Draft notes of meeting between Mick Rix, GMB National Officer for civil air transport, Charlie King (GMB), Peter Murry and Dave Welsh (GPTU).
1 The meeting was called by Mick Rix after Peter Murry sent a letter to the GMB on behalf of GPTU protesting re their support for an additional runway and terminal at Heathrow airport, (see below). Mick Rix stated that GMB was eager to engage in dialogue about this.
2 Mick Rix wished to stress that the GMB stance was not simply a matter of job protection for its members, GMB had opposed other airport extensions. Having said this it became clear that although not the sole concern jobs at Heathrow were certainly a GMB concern and at least 70,000 jobs may depend on the Heathrow expansion.
3 Although PM raised concerns re the expansion of cheap leisure air travel, the GMB officers in this meeting were keen to empahsise the importance of Heathrow as a hub for air freight and its distribution by road as a reason for the GMB stance. Even with possible reduction in leisure traffic via Heathrow, overall air traffic was expected to increase
Some very large freight operators were involved in this (notably DHL, but also UPS, FedEx and TNT). There were also some rail deliveries but about 450 lorry journeys went out from Heathrow daily. This was because of the practises of customers expecting rapid direct deliveries, and minimal stockholding.
4. The Open Skies policy was being introduced in March 2008 and this would remove restrictions on transatlantic flights going on to second or further destinations once they had made the Atlantic crossing. Currently about 33% of flights into Heathrow were for transfers for flights to other destinations.
5 Not expanding Heathrow would mean the export of much of the traffic currently going through it, probably to European airports and therefore jobs would follow.

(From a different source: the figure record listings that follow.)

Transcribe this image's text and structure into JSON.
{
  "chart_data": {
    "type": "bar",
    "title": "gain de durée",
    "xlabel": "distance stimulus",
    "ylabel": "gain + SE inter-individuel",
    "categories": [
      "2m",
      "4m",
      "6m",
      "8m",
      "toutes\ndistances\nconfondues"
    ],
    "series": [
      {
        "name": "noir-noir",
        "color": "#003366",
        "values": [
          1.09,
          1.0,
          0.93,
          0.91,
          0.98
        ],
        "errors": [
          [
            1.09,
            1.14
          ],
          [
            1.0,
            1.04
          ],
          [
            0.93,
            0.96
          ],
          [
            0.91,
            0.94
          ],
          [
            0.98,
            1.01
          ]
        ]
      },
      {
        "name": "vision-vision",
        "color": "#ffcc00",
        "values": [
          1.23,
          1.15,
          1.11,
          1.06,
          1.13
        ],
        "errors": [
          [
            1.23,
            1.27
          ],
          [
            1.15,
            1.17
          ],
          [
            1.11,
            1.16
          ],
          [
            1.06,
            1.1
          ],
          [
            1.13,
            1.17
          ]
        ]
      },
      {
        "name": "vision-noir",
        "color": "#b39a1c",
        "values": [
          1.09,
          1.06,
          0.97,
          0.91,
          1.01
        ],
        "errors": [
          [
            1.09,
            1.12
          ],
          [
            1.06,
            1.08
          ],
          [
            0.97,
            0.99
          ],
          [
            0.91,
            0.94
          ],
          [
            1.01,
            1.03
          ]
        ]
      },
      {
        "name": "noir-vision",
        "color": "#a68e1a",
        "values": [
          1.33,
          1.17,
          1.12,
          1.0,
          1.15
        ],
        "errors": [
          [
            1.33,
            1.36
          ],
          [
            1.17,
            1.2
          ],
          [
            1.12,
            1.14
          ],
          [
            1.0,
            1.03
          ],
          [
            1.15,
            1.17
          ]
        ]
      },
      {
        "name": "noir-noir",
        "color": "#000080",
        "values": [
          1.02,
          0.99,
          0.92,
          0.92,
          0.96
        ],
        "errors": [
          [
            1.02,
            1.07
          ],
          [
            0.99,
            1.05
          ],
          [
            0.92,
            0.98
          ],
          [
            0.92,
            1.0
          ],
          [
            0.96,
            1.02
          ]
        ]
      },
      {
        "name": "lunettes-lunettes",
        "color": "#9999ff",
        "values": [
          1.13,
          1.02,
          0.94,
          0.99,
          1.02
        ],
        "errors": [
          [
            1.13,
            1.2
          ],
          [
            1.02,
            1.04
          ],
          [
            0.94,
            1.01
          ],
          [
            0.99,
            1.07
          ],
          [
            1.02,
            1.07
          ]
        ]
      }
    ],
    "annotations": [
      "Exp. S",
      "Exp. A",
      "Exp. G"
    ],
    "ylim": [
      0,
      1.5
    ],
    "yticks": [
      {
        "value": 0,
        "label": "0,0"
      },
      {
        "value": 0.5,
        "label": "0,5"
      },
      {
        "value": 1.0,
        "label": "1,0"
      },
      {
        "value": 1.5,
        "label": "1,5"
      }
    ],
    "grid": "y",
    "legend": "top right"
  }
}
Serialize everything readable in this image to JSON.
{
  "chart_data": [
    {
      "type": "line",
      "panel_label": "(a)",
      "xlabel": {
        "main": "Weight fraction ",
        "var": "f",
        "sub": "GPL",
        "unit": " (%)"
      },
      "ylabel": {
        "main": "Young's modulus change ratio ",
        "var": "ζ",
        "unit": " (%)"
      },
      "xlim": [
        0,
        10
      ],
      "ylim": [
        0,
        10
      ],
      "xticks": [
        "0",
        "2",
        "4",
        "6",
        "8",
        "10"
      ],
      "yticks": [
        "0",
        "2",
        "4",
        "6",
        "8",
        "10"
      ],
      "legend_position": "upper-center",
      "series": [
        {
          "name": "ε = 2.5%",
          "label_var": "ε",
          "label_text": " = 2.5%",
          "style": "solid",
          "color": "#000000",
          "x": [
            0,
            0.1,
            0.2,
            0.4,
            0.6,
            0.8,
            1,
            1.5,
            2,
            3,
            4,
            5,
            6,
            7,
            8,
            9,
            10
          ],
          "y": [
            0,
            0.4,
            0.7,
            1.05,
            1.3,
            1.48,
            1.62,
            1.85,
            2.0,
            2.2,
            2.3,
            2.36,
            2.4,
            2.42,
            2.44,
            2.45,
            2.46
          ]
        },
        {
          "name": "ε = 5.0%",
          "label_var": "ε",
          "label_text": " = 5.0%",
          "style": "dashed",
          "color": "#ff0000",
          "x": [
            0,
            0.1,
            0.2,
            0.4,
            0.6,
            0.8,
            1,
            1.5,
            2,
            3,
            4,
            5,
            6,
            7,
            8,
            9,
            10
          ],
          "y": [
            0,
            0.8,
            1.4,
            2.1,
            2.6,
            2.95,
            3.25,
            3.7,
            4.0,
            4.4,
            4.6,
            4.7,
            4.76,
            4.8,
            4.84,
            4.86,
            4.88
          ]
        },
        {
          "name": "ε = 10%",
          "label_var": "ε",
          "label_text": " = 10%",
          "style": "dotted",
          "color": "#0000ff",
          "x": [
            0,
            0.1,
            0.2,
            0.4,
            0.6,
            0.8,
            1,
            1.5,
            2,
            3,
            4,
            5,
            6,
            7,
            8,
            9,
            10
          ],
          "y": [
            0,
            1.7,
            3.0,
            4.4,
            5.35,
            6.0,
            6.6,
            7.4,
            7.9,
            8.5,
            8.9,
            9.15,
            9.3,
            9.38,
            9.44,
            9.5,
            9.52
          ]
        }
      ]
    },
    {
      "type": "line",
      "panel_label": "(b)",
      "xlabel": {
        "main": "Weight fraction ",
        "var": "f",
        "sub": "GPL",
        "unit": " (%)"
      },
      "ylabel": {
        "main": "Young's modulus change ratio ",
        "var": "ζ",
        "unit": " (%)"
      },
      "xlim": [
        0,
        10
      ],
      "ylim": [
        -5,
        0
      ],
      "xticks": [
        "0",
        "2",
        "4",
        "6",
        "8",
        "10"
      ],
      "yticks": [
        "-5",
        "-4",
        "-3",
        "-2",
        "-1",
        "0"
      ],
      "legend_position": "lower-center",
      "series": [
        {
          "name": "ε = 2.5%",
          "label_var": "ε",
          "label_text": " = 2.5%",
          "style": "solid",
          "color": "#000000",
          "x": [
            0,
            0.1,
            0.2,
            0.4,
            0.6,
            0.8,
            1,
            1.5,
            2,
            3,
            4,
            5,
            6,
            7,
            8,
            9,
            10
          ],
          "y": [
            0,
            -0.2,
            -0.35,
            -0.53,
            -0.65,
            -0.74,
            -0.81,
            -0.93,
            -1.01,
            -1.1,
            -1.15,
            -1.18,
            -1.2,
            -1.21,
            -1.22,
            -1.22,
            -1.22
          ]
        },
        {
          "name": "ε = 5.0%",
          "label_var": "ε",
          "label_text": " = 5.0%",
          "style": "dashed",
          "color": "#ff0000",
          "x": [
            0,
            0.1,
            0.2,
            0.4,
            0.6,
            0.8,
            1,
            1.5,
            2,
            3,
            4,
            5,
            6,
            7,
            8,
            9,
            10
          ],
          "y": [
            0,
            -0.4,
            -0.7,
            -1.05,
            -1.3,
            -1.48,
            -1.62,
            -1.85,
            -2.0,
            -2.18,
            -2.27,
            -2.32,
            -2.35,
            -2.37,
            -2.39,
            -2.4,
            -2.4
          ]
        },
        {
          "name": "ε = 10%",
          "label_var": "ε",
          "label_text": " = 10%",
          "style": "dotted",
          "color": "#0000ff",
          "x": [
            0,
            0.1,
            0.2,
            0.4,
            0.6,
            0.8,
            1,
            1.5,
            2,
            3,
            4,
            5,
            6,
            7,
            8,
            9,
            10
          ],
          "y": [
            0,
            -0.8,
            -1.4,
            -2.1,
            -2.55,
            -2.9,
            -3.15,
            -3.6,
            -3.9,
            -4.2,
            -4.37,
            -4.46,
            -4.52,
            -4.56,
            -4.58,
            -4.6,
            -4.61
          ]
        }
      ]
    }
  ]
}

6 Changes in aircraft technology should make air travel less environmentally damaging in terms of C02. Larger planes (e.g. Airbus), could use bio-fuel as part of their fuel and transport larger numbers of people faster Additionally BA was re-equipping its fleet with more efficient planes from 2010, it was hoped that other airlines would follow
7 GMB was urging firms round Heathrow to reduce their environmental footprints, encouraging the use of bus and train transportation to, from and around the airport. Improvements to the terminals should include a new rail link to the West.
8 Mick Rix and Charlie King felt that for these reasons the proposed expansion of Heathrow was the best possible current option which might actually reduce CO2 levels more than other options.
9 GMB agreed to send PM more detailed documents summarising their arguments which are not given fully here
To: Paul Kenny, General Secretary GMB
The Green Party Trade Union Group has asked me to write to you regarding reports of GMB support for Heathrow expansion. Whilst we recognise and support a Union’s right to seek to defend its members’ jobs, pay and conditions, we feel that support for Heathrow expansion and most other expansion of the air travel industry, is under current environmental and technological conditions, a short-sighted way of doing so, and we call on GMB to change its policy on this issue.
Expansion of current modes of air travel can only increase C02 emissions which have to be cut back drastically to avoid the potentially disastrous consequences of global climate change. GPTU and the Green party do not believe that campaigning against climate change and for new environmentally friendly technologies is in any way incompatible with a Trades Union’s proper role of protecting its members.
Many Unions will be sending members, reps and delegates to the Campaign Against Climate Change Trade Union Conference in London on February 9th 2008, (for further details contact email@example.com;), we hope GMB will have a presence at this conference to discuss ways in which the Labour movement and the Green Movement can work together in future.
10 NUCLEAR POWER. Mick Rix also briefly explained that the GMB favoured a 'balanced energy policy’ in which some new nuclear power played a role together with other sources such as renewable and clean coal. Currently there were large quantities of nuclear material in the UK which potentially had military uses. If this was used as nuclear fuel in new plant built on existing nuclear sites that could also be used for other forms of generation, C02 reductions of about 8% could be rapidly achieved. Using the appropriate technology the waste would be in the form of ‘Mox’ that no longer had military potential. Furthermore the technology involved might be exportable.
11. PM invited Mick Rix and or other GMB speakers to put the cases as outlined above in possible further public meetings. Mick Rix was interested.